As you watch the U.S. election results unfold tonight, here’s an interesting historical issue to keep in mind — or to work into conversations with friends.
The Electoral College was created, in part, as a compromise to give slaveholders more power.
In the Electoral College system, the number of votes that each state gets is based on the size of its congressional delegation, which in turn is determined by population.
Back in 1787 at the Constitutional Convention, states with large numbers of slaves had a problem.
The slaves would be counted in the census, increasing that state’s congressional delegation. But the slaves would not be allowed to vote, decreasing that state’s power if the presidency were to be determined by national popular vote.
The Electoral College solved this problem, according to George Edwards, who is a presidential scholar at Oxford University and Texas A&M. He’s the author of Why the Electoral College Is Bad for America.

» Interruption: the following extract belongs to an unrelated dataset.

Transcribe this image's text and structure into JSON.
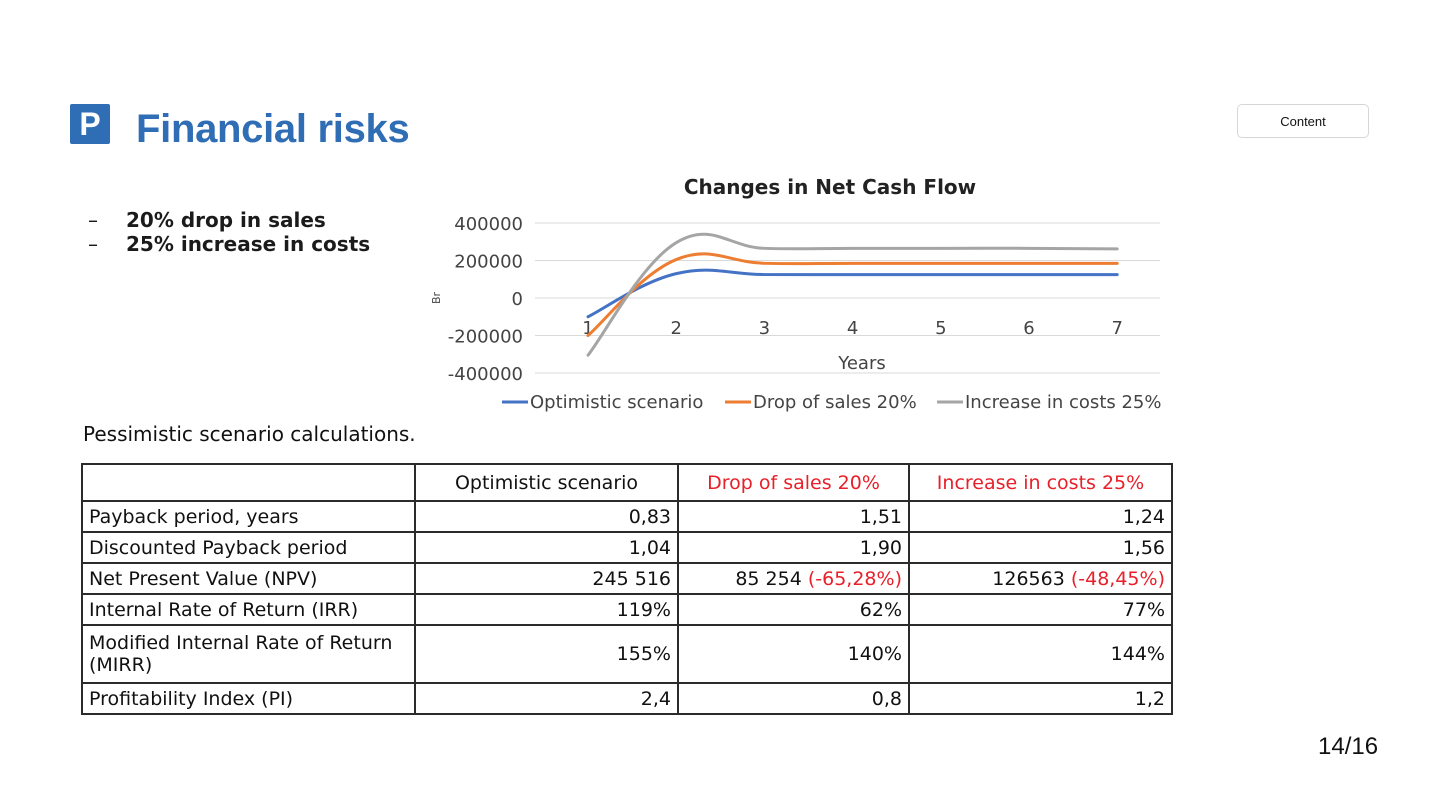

Edwards described the Electoral College’s connection to slavery last Friday in the Washington Post:
“A direct election for president did not sit well with most delegates from the slave states, which had large populations but far fewer eligible voters. They gravitated toward the Electoral College as a compromise because it was based on population. The convention had agreed to count each slave as three-fifths of a person for the purpose of calculating each state’s allotment of seats in Congress. For Virginia, which had the largest population among the original 13 states, that meant more clout in choosing the president.”
Slavery wasn’t the only consideration when the Electoral College was created.
But it’s important to remember that slavery’s legacy can still be seen in America today.
That’s especially true if tonight’s presidential popular vote is close, and the electoral math determines who wins.